Burdening future generations with massive debt is fundamentally wrong / by kevin murray

Currently, the United States has little or no interest in getting its fiscal house in order, as demonstrated by the massive fiscal deficits it consistently incurs, year in and year out.  This is especially disappointing because the way that debt works, when the reckoning of such is thereby postponed and thus kicked down the road, again and again, is that today’s generation gets to have all the advantages of that money not having been paid back. In contrast, the future generation is stuck having to pay the bill, which is ethically wrong.

 In actuality, a responsible government would understand well that it should pay what it so owes on a current basis, which would thereby be fair to the current generation, as well as to future generations, but this, regrettably, is not being done.  Instead, something awful is happening, in which those even yet unborn will subsequently be born having to honor debt which they did nothing to incur, but yet it will be their responsibility to discharge that debt, or suffer the ill consequences of a nation that is, for all practical purposes, insolvent.
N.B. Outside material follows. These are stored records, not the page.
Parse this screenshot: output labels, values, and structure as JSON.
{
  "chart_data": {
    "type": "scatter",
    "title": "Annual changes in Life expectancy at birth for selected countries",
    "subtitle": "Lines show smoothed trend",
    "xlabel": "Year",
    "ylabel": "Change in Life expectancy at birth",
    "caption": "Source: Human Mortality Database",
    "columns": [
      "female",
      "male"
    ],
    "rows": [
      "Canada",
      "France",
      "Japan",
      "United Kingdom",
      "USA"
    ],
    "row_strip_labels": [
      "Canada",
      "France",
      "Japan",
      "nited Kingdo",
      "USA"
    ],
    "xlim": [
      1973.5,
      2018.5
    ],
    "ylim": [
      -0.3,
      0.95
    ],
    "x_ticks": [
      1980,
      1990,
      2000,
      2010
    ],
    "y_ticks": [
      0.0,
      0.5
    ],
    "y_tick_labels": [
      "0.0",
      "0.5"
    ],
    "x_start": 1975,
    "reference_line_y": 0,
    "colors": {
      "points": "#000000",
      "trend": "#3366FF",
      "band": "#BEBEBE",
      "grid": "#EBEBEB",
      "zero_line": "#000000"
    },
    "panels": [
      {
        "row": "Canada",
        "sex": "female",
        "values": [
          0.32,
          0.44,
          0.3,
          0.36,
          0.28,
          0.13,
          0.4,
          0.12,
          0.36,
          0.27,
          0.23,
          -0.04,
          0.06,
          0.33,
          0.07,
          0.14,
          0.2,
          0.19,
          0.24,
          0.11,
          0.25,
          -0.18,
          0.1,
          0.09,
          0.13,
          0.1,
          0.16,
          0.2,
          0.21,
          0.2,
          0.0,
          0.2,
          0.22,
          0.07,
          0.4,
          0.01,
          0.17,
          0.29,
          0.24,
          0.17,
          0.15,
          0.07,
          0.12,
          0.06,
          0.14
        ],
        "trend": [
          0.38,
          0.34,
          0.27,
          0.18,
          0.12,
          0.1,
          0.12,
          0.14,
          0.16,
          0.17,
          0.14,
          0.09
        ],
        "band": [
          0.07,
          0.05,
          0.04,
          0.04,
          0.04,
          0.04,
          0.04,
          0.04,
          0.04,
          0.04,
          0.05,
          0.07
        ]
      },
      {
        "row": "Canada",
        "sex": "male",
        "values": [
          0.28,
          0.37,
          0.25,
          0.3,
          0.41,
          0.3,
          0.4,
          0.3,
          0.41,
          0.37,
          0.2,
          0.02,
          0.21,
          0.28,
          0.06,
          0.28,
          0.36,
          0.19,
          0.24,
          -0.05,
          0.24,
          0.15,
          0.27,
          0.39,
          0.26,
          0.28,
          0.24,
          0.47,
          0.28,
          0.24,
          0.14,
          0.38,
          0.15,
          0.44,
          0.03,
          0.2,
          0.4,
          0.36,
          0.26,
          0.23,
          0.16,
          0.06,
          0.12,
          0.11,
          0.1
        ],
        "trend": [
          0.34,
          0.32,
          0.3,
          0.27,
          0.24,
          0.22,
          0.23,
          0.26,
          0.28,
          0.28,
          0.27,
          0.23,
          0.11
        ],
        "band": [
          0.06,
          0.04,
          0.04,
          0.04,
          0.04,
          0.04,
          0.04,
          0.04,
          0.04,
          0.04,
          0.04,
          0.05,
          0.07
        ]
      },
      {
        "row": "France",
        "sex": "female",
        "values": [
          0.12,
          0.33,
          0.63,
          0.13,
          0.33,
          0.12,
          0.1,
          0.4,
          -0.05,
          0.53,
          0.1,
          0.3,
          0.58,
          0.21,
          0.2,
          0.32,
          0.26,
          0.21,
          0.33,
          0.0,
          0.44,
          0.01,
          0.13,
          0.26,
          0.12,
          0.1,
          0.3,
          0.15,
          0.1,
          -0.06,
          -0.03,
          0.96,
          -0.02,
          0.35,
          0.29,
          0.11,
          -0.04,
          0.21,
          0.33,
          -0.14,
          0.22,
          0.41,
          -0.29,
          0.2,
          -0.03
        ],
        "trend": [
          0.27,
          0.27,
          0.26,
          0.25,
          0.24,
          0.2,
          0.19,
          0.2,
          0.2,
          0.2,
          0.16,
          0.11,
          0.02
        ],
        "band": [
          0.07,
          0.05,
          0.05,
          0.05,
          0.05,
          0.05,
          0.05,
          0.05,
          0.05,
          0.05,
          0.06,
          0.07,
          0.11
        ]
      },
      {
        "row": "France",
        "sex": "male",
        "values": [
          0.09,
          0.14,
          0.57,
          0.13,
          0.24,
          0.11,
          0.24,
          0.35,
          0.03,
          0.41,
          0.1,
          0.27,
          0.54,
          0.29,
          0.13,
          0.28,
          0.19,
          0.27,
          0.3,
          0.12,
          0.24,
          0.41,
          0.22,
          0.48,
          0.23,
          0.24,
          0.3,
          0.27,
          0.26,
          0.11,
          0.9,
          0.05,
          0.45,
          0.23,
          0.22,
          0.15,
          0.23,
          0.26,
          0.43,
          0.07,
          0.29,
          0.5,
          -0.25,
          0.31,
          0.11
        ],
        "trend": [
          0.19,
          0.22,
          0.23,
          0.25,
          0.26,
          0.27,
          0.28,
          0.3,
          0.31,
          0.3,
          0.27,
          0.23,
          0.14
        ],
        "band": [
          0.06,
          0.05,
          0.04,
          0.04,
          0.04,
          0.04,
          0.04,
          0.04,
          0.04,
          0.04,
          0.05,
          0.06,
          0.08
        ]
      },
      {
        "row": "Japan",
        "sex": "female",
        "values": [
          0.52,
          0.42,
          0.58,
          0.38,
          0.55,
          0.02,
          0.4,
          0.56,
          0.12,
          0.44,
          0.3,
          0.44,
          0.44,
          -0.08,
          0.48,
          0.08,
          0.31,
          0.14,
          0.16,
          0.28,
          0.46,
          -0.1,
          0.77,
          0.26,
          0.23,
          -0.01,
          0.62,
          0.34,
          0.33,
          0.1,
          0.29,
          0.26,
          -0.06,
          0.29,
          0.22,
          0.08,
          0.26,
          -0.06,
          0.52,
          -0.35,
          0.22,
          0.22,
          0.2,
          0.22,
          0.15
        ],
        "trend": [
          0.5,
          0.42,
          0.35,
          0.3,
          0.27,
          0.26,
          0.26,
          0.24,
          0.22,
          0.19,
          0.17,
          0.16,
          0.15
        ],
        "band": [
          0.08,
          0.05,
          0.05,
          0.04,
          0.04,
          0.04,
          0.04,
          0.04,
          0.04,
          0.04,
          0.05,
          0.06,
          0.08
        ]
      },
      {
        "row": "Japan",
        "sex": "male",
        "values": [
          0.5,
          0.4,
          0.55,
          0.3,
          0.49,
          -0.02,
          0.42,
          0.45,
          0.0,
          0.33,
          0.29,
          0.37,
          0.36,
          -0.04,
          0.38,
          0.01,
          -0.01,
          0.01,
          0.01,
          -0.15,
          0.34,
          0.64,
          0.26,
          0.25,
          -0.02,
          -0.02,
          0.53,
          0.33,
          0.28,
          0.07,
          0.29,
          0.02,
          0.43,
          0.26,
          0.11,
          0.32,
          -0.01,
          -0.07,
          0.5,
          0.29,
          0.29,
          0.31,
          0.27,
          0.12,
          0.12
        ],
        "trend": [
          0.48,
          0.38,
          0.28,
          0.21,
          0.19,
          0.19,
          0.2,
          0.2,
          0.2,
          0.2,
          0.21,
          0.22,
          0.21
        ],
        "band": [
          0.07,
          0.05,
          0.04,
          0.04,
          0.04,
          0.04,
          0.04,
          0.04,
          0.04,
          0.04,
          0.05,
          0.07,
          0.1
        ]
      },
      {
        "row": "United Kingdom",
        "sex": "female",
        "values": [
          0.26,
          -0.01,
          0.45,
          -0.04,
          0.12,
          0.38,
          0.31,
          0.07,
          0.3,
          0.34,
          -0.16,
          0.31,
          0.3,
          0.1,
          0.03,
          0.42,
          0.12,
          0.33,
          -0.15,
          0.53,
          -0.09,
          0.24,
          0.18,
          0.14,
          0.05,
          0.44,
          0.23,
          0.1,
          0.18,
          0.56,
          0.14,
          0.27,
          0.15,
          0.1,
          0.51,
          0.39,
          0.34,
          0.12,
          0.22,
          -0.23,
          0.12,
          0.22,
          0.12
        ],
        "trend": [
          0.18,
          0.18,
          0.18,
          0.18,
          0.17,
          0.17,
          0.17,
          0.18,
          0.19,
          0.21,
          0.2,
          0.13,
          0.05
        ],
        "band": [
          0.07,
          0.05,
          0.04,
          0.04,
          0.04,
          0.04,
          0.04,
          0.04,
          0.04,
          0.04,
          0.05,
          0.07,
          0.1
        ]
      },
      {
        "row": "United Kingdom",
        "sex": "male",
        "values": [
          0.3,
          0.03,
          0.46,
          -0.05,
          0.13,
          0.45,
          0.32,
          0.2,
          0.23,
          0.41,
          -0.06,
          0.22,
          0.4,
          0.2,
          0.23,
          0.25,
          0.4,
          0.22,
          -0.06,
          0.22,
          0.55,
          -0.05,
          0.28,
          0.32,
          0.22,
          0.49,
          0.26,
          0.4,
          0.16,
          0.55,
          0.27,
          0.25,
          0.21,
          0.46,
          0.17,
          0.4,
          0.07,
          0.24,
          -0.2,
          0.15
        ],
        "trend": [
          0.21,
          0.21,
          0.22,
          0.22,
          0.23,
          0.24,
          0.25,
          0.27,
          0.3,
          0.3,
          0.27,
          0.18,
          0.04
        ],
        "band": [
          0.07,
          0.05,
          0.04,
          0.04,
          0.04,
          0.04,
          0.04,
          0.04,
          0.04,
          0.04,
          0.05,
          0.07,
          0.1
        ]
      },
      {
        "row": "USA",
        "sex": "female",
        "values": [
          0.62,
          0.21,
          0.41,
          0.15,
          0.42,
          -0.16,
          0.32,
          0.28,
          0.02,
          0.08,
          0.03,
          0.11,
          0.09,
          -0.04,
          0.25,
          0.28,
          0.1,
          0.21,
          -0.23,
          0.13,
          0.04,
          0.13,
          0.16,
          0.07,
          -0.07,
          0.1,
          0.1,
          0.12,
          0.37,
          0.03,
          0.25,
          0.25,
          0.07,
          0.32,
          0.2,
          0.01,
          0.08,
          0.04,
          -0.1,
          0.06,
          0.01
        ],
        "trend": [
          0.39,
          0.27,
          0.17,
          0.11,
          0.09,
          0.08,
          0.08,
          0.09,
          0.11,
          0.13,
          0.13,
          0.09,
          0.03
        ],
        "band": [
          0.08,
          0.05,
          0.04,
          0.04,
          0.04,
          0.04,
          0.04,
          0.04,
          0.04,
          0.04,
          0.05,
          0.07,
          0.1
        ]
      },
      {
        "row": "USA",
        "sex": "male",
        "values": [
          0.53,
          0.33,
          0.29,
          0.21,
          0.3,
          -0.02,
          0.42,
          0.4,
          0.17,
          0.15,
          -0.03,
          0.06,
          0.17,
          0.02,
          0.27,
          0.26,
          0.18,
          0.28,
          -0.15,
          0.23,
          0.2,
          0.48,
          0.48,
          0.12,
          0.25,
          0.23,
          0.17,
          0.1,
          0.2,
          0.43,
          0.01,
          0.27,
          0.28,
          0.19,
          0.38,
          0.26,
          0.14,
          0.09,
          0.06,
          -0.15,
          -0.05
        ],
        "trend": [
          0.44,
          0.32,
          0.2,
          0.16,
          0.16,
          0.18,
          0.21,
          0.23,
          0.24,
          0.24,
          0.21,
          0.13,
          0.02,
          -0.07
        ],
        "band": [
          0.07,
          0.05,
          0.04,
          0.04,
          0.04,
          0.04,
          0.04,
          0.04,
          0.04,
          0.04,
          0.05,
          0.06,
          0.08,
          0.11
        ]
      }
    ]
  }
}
 In truth, each generation should prudently manage its affairs, and when spending far exceeds the receipts received from taxation and the like, then hard decisions are going to have to be made, in the here and now, as opposed to burdening future generations with having to deal with that which they had no part or say in.  That is to say, it wouldn’t be right for our parents, to live high on the hog, and then when the bill came due, to pass it onto their children, but that essentially is what is happening here in America, because our governance has not the courage or the integrity to get its house in order.  After all, there isn’t anything easier to do than passing out benefits for all sorts of wonderful things, without requiring that the general public fairly pay for those benefits, presently..

 To look upon America’s current national debt burden as no big deal is to view it wrongly, for there will come that time when the piper will have to be paid, and the payment really should come forth from those who have benefited from those monies so having been spent.  So too, people won’t really appreciate that things cost money if they aren’t ever held to account to pay for those things, and perhaps therefore to have to sacrifice something of their time and labor to duly pay for such.

 Look, it has to be said, running massive deficits reflects a nation that has little or no discipline, and is clearly afraid to burden its citizens with the real cost of things, for it fears the response from such.  Nobody, really likes to have to tighten their belt, but the bottom line is that monies spent, wisely or poorly, produces a mandatory bill, and that bill needs to be paid by those that were part and parcel of when that money was spent, which is not only the right thing to do, but the fair thing, as well.